Fillon 2017

Laïcité

Je suis un ardent défenseur du principe de laïcité. C’est l’un des fondements de la cohésion nationale, qui permet à chacun de croire ou de ne pas croire et garantit le respect par l’Etat des convictions intimes de chacun. J’entends conforter le cadre juridique qui a permis jusqu’ici aux croyants de coexister, ainsi qu’avec les agnostiques ou les athées, dans le respect les uns des autres et des principes républicains. Je ferai en sorte que l’islam s’approprie pleinement  ce cadre en l’aidant à se structurer.

Les religions ont toute leur place en France, à la condition qu’elles acceptent le cadre commun tracé par nos principes fondamentaux et nos règles de vie communes. Cette laïcité est un principe fort car fondateur et en même temps fragile car reposant sur un équilibre. Elle est aujourd’hui malmenée. Je serai intransigeant envers tout repli communautariste qui entendrait placer ses conceptions propres  au-dessus des lois de la République.

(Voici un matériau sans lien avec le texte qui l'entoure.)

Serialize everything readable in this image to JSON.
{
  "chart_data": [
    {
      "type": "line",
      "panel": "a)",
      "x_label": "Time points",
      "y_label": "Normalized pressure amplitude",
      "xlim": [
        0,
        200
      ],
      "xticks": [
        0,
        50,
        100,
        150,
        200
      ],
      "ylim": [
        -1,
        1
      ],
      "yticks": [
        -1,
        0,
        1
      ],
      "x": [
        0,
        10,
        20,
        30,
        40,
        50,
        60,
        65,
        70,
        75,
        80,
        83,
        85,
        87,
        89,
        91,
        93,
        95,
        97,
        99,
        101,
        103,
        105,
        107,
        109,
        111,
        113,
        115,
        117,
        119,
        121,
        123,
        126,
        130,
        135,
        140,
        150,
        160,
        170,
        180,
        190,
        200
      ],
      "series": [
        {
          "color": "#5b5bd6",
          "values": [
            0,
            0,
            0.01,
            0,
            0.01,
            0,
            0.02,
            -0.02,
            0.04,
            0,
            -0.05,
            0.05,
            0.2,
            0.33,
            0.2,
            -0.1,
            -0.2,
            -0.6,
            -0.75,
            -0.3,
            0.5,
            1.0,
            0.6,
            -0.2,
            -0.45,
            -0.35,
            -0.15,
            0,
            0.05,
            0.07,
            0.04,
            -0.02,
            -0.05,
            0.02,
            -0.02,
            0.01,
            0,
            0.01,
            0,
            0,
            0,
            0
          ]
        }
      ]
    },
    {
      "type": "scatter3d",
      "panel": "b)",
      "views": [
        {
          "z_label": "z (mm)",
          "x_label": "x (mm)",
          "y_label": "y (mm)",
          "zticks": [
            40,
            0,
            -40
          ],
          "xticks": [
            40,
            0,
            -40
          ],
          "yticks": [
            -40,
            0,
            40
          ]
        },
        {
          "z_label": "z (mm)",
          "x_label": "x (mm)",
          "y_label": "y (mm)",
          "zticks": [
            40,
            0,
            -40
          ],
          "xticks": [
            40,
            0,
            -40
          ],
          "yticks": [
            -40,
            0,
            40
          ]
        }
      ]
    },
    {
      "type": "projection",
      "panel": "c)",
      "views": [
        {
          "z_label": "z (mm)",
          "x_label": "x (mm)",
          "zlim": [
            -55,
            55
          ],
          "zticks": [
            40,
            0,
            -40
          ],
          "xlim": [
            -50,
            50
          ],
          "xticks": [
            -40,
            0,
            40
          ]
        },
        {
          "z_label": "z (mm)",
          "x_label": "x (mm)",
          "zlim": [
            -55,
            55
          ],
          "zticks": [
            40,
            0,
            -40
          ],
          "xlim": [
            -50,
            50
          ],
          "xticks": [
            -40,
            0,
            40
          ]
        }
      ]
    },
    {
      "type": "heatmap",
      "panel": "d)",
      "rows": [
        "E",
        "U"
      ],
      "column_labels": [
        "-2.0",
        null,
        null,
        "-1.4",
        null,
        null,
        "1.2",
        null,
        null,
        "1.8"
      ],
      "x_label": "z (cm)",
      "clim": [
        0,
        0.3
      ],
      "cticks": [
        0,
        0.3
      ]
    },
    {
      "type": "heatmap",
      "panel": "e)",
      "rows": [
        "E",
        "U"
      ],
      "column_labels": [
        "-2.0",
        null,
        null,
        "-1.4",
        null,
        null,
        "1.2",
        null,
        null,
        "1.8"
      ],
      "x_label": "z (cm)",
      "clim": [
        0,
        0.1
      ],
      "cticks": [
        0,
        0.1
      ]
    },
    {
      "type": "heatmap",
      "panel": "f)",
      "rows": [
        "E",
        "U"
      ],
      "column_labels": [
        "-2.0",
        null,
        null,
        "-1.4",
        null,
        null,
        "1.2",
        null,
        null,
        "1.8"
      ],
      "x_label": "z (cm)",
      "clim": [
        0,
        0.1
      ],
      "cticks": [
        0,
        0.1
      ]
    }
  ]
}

La loi de 1905 a fait ses preuves et a créé une structure juridique, l’association cultuelle, qui permet aux cultes de disposer d’aide au financement (avantages fiscaux pour les dons par exemple) et à l’administration d’exercer une forme de contrôle administratif. Il faut que toutes les religions se constituent en association cultuelle, pour la gestion des lieux de culte.

Par ailleurs, les phénomènes de radicalisation de grande ampleur que nous avons connus depuis trois ans, avec le départ de centaines de jeunes Français vers des théâtres de guerre et les conséquences dramatiques pour notre pays qui s’en sont ensuivies, ne sont pas dépourvus de racines religieuses – fussent-elles perverties . La réponse à ces déviances de l’islam appartient pour une large part, dans un état laïc, aux musulmans eux-mêmes et au premier chef à leurs responsables.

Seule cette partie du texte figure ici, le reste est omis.